Definición
El proceso de conversión entre señales eléctricas y energía acústica (ondas mecánicas) en el que una entrada eléctrica genera una onda de presión (altavoz, transductor ultrasónico) o una onda de presión acústica genera una salida eléctrica (micrófono, hidrófono), mediado por mecanismos de acoplamiento electromecánico como piezoelectricidad, inducción electromagnética, fuerzas capacitivas o atracción electrostática.
Principio
Principio
La transducción electroacústica obedece a la conservación de la energía y al mecanismo de acoplamiento del transductor: una excitación eléctrica produce deformación mecánica o distribución de fuerzas que radia energía acústica con una eficiencia determinada por el coeficiente de acoplamiento, la adaptación de impedancias a la carga acústica y funciones de transferencia dependientes de la frecuencia; en transductores lineales e invariantes en el tiempo suele cumplirse reciprocidad entre las funciones de transmisión y recepción.
Demostración
Demostración
Escenario ilustrativo — Situación: Un transductor ultrasónico piezoeléctrico en modo pulso-eco inspecciona una soldadura metálica. Reconocimiento: Un pulso eléctrico genera un pulso ultrasónico; los ecos reflejados se convierten de nuevo en señales de tensión por el mismo elemento. Acción: El análisis de tiempo de vuelo de las señales devueltas revela defectos internos en la soldadura. Consecuencia: La conversión electroacústica permite la detección no destructiva con la resolución y penetración determinadas por la frecuencia y el medio de acoplamiento.
Aplicación incorrecta
Aplicación incorrecta
Suponer que la entrada de tensión de un altavoz se traduce linealmente en presión acústica radiada para todas las frecuencias y niveles de excitación. El error resulta plausible porque la linealidad a pequeña señal suele cumplirse; sin embargo, los transductores reales presentan sensibilidad dependiente de la frecuencia, distorsión no lineal a alta excitación y desajustes de impedancia; ignorarlos conduce a predicciones incorrectas y riesgo de daño.
Consecuencia
Consecuencia
Modelar y especificar correctamente la transducción electroacústica permite diseñar sistemas adecuados: adaptación de impedancias para máxima transferencia de potencia, selección de frecuencia para compromiso resolución/penetración y control de distorsión y disipación térmica. Malinterpretarla acarrea mala relación señal-ruido, uso ineficiente de energía, degradación de la fidelidad o fallo por sobreexcitación del transductor.
Inversión
Inversión
La reciprocidad y los modelos lineales fallan en transductores fuertemente no lineales, operaciones transitorias de banda ancha dominadas por dispersión material, o cuando la conversión implica procesos electroquímicos irreversibles (p. ej. degradación de electrodos en algunos hidrófonos). En esos casos, emisión y recepción difieren y las hipótesis LTI dejan de ser válidas.
Límite
Límite
Claramente dentro: Una sonda ultrasónica piezoeléctrica calibrada que convierte pulsos eléctricos de microsegundos en pulsos de presión ultrasónica en agua y los reconvierte a voltaje en recepción. Caso límite: Un micrófono electret cuya salida depende de la polarización y de la humedad ambiental — la transducción existe pero la electrónica y el entorno condicionan fuertemente la respuesta. Claramente fuera: Resonadores acústicos puramente mecánicos sin interfaz eléctrica (p. ej. un diapasón vibrando en el aire) — no hay conversión electroacústica sin una etapa transductora.
Tensión semántica
Tensión semántica
Ancho de banda/resolución frente a alcance/eficiencia: frecuencias más altas ofrecen mejor resolución espacial pero se atenúan más en el medio y requieren mejor adaptación de impedancias y excitación, reduciendo alcance y eficiencia.

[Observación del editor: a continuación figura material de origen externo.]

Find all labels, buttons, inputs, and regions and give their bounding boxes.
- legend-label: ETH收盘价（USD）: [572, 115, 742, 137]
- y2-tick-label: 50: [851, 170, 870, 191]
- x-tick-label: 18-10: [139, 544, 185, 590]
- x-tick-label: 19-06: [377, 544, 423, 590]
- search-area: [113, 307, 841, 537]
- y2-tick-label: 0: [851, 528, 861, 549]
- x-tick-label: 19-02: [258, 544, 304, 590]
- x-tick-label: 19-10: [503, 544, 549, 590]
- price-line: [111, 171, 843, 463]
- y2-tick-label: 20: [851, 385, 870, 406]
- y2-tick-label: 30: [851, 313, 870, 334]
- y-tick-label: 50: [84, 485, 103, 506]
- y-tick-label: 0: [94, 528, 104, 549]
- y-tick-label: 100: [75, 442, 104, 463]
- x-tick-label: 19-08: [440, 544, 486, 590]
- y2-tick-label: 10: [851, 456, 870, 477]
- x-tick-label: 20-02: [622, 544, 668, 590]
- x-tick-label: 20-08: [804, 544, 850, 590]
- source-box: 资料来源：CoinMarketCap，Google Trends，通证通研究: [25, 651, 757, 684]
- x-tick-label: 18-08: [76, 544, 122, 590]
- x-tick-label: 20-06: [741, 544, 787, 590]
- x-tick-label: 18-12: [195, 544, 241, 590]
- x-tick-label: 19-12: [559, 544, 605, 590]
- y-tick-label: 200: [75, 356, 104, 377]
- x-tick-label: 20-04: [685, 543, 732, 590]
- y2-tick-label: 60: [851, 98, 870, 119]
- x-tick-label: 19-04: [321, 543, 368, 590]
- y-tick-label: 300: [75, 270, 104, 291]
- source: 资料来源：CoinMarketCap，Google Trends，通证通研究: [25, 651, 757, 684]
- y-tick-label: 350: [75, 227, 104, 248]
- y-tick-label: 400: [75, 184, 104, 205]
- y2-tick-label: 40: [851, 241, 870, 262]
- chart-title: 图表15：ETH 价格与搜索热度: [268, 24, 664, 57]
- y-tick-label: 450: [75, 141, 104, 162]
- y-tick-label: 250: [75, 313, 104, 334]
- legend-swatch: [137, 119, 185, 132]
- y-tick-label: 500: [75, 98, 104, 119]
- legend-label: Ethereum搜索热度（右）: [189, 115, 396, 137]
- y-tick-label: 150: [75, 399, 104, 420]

El diseño debe compensar resolución de detección con penetración y limitaciones de potencia.
Síntesis
Síntesis
La transducción electroacústica es una conversión de energía físicamente limitada cuya utilidad práctica depende de la eficiencia de acoplamiento, adaptación de impedancias y límites de linealidad. Considerar a los transductores como cajas negras olvida compromisos de diseño críticos que determinan fidelidad, manejo de potencia y capacidad de medida.